In 2014, the Belgian and Portuguese photographer was exploring Tokyo in the early hours of the morning, as he was suffering from jetlag, and captured as much of the city as possible. But when he returned home, he wasn't bowled over by his pictures. "I was not really satisfied with the result because it was flat... I couldn't reproduce the emotion in your guts when you stand in the middle of the cross path of Shibuya or in the streets of Akihabara and the world moves around you," Portela explains. "That chaos, all those people around you, the noise, the temperature, this vibrant atmosphere, it was all gone, my images represented the reality of those places but not the perception I got while being there."

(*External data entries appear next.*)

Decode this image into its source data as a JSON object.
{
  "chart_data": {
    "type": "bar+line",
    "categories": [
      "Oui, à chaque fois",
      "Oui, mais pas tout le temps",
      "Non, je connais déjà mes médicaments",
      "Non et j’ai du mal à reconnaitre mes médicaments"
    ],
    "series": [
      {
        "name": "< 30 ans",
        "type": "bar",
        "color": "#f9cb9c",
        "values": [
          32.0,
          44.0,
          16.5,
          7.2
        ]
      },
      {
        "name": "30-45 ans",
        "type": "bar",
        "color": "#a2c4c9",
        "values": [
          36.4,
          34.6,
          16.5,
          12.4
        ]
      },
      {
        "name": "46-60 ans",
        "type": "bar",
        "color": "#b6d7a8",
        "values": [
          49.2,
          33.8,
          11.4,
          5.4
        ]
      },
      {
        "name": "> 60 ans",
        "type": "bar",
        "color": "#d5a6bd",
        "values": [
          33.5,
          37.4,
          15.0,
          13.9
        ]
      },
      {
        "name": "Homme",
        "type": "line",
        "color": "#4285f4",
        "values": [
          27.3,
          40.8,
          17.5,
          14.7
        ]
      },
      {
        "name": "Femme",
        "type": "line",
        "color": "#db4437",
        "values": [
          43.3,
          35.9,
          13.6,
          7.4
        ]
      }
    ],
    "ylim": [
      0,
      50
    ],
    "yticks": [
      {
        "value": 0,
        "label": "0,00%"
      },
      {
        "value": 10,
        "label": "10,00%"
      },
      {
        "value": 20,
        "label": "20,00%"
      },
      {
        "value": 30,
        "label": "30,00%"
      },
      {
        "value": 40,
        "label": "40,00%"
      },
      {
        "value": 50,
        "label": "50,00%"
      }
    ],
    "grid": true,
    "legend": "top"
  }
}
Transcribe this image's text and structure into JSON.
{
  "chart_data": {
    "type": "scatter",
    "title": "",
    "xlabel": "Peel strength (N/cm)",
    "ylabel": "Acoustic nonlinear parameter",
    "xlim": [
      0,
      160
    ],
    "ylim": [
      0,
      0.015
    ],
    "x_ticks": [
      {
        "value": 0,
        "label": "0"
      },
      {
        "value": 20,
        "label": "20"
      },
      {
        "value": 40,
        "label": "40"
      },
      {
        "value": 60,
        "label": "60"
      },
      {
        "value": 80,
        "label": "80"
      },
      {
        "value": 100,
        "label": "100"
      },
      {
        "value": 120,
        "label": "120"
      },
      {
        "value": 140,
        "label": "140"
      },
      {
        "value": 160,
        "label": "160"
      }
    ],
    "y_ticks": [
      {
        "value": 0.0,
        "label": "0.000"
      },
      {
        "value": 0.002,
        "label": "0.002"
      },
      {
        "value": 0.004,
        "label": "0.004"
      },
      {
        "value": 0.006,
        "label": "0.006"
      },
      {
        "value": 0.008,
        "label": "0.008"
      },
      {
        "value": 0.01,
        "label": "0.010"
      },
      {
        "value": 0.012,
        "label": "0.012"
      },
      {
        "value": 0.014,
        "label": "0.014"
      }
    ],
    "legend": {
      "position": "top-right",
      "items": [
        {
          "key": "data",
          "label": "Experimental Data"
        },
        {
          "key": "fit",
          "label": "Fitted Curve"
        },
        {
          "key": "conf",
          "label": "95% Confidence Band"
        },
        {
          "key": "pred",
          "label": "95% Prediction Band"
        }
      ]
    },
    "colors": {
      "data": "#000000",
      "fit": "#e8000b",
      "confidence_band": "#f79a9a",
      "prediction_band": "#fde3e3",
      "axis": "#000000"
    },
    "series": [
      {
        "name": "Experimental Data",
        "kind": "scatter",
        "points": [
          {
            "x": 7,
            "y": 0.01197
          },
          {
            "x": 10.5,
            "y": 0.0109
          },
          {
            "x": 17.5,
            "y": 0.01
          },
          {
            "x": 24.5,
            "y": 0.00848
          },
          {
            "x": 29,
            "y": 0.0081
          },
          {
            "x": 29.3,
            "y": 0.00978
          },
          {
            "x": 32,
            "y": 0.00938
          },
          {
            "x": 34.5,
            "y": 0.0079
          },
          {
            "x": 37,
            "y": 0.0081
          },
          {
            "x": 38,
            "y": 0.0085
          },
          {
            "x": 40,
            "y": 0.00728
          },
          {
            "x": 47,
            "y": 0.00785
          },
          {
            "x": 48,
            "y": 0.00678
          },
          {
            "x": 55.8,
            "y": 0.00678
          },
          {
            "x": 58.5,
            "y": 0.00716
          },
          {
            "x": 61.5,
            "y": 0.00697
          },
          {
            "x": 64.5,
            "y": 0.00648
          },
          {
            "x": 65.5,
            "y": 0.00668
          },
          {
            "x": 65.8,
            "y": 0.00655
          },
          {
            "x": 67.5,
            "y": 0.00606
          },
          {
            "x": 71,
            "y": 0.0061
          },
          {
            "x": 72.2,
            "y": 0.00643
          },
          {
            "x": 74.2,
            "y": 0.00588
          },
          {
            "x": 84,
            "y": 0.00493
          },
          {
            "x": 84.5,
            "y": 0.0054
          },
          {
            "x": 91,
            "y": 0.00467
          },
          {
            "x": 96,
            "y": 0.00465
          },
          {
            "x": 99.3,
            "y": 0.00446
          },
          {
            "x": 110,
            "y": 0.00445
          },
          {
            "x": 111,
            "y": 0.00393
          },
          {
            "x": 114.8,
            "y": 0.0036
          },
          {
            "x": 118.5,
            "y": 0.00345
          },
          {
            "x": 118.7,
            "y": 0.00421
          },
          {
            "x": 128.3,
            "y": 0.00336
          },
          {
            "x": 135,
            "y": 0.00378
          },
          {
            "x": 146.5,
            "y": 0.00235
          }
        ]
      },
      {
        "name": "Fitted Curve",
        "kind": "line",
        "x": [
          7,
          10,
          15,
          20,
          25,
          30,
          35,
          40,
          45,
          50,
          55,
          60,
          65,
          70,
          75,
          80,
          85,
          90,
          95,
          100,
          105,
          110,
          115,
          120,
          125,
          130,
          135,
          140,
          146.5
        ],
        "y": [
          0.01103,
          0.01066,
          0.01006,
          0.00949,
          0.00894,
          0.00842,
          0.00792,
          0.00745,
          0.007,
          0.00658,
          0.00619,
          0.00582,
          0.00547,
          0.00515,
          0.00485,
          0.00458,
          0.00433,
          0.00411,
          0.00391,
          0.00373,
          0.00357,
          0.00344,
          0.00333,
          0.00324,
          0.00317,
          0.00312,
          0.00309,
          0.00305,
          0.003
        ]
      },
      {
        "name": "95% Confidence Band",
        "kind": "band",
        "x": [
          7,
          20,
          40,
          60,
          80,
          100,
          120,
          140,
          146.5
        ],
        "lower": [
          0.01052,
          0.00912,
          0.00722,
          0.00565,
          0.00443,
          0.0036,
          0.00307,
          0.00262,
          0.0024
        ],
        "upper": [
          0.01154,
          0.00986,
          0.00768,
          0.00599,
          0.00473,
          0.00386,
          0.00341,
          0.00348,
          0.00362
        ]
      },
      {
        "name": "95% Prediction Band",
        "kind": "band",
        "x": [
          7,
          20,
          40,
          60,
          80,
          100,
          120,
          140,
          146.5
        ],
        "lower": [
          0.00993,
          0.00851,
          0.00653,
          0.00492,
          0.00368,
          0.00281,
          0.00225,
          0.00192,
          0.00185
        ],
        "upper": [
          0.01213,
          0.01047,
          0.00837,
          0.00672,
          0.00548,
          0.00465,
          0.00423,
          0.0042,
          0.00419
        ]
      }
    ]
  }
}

Portela archived the images from his Japan trip and it wasn't until two years later that he decided to do something about them. "I was inspired by the way Japanese anime is colourised," he says. "I remembered the work of Zhang Bin, aka Benjamin, who is a Chinese manhua artist and illustrator. That's when I started to think, maybe colours can help me bring back the atmosphere and the emotions of my compositions."
He began playing around with his Japan photographs and then launched Tokyo's Glow – the first of many series to follow, all featuring cites captured at night "where the colours try to activate the brain in order to reproduce the variables you don't have on a photo, such as temperature, noise, motion," as Portela puts it. "Simply said: Glow is what you remember instead of what you've seen."
So far, we've witnessed Hong Kong, New York and Bangkok enjoy the same "glow" treatment; now Portela has launched his latest – Dubai, the UAE city that he visited in 2019 for a photography festival. "I like that you can really see the urban choreography in every shot, even the ones at Dubai Marina, in which the boats are doing some nice curves," Portela says. "I didn't have time to explore the entire city and to be honest the temperature was crazy hot, I mean it was a nightmare for my lenses with all the condensation. But I guess I'll have another chance in the future when it's fresher."
What is it about night photography that Portela loves so much? "If the sun doesn't light up your composition then it means someone did it, a neon, a led, a street light, a car passing by, all the lights you get at night are there for a specific reason, because someone at a certain time thought about lighting something. Night photography is capturing what people want you to see.
"During the day, the sun takes over to show us everything, which is too much to focus on. That's why most of us just wait for sunrise or sunset to take pictures, when the sun creates shadows and gives a direction to focus on, that's why we all know good spots for sunrise and sunset. I guess I like to capture what humans choose to light up."